– Кому, Нина? – спросила мать.

Слегка отодвинулась, – взглянуть на дочь, щуря серые, немного близорукие глаза. Нина говорила, и чуть не плакала:

– Моему милому, жениху моему.

– Что ты, Ниночка! – с удивлением говорила мать. – Какому милому? Разве у тебя есть жених!

– Нет жениха, – тоскливо говорила Нина, – нет, но что же из того? А вот, предчувствие такое у меня, что вот я влюблюсь в него, и он будет мне света милее и жизни дороже, – и вдруг он умрет.

И Нина опять заплакала неутешно, – и мать с удивлением ласкала и уговаривала ее. Поила какими-то каплями. Нина всмотрелась в её испуганное, смешно-озабоченное лицо, и засмеялась.

В этот вечер не любовалась траурными одеждами, и заснула спокойно. А на утро, едва открыла глаза, едва расслышала веселые птичьи смехи и голоса Минки и Тинки, споривших о чем-то, опять приступила тоска.

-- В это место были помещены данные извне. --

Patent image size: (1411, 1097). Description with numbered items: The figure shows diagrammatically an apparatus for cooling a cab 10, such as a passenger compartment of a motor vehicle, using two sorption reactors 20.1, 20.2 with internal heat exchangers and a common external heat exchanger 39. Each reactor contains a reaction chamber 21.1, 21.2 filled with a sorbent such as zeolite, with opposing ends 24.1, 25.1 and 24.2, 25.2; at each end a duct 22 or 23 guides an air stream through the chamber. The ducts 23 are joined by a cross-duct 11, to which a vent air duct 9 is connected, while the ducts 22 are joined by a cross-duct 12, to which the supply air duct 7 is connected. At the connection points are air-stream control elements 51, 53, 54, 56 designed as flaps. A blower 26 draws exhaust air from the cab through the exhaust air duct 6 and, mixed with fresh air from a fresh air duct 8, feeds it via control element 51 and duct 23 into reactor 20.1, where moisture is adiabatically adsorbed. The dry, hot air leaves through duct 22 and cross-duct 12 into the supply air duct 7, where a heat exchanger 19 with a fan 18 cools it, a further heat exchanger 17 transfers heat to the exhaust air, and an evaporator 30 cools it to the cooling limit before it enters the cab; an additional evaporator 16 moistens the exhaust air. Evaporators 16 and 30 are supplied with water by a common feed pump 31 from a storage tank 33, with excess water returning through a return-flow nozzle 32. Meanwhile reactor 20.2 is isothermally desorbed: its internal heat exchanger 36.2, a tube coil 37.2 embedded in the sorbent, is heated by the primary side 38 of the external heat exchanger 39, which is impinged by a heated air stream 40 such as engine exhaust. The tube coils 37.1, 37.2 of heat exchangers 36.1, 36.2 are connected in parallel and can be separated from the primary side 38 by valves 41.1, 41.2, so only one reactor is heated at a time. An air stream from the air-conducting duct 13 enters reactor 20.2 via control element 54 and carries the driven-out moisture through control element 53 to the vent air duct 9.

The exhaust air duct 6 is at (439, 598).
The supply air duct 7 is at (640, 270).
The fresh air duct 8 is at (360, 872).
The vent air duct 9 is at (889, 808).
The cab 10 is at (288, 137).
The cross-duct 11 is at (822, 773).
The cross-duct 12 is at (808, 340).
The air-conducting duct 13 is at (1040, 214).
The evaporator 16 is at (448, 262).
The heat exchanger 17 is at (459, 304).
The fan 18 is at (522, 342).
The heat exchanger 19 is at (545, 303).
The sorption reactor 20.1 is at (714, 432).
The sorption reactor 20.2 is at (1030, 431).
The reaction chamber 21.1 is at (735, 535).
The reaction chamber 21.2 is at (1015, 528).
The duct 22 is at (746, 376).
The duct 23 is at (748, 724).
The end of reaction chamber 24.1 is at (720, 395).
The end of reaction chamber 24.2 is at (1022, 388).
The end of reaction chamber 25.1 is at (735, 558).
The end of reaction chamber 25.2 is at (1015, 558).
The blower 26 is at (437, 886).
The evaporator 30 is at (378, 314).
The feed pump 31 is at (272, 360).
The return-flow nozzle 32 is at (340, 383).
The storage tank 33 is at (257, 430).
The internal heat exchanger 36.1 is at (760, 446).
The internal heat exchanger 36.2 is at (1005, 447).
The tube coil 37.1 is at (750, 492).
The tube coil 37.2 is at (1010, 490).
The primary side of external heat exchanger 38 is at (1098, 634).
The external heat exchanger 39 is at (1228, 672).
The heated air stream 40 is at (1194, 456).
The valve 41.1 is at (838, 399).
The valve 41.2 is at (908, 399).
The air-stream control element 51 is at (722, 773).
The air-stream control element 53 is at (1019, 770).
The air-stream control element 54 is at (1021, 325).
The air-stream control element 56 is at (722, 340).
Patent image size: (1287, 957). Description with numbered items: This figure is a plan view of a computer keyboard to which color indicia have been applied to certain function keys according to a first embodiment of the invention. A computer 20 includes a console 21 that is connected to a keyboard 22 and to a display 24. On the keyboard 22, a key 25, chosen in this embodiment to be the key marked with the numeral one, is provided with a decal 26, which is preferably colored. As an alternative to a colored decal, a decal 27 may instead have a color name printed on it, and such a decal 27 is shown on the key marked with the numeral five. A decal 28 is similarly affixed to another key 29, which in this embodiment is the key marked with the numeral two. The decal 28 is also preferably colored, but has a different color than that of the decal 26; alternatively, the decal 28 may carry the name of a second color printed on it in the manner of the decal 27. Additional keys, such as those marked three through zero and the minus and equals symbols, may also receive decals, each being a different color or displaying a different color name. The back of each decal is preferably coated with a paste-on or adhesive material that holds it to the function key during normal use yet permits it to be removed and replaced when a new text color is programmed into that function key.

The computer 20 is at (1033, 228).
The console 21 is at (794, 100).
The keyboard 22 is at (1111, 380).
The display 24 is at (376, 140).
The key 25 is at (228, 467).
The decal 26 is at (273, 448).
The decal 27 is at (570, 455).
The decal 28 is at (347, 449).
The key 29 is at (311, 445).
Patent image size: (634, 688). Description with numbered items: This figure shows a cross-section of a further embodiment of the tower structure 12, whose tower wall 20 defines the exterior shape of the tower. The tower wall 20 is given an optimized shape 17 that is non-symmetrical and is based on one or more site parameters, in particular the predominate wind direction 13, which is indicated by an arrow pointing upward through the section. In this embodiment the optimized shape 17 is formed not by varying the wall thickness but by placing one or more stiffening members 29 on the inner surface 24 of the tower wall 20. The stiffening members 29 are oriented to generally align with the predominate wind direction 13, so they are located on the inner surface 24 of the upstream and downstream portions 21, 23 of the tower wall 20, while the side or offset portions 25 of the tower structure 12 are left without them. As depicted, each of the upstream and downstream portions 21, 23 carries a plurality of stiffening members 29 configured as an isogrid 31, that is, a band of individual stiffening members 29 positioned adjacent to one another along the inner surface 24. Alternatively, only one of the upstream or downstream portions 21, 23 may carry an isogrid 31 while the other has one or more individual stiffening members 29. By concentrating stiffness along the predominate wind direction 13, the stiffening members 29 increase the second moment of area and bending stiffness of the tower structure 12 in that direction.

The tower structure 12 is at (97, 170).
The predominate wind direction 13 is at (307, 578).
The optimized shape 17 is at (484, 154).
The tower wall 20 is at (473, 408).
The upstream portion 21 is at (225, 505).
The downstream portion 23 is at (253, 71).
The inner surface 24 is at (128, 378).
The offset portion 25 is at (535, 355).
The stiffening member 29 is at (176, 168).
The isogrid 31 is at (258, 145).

Два гимназистика, её маленькие братья, Минка и Тинка, смеялись над её таинственной печалью. Дразнили ее.

И было ей так грустно, что даже не сердилась она на мальчишек, надоедливых, шумных, и глупых, – несмышленышей.

День клонился к вечеру, но было еще жарко и ярко на празднично-летней земле, и торжественною казалось ширина и тишина высокого купола. Нина стояла на широком пляже, и всматривалась в просторы воды и небес.

Проносились какие-то птицы, маленькие, быстрые, суетливо-озабоченные, и в воздухе над Ниною шныряли их длинные, тонкие писки.

Плотный мелкий, укатанный волнами песок сообщал её стопам свою теплую хрупкость и влажность. Слегка щекотал кожу нёжных ног, еще не загрубевшую от частых прикосновений к милому песку земных взморий.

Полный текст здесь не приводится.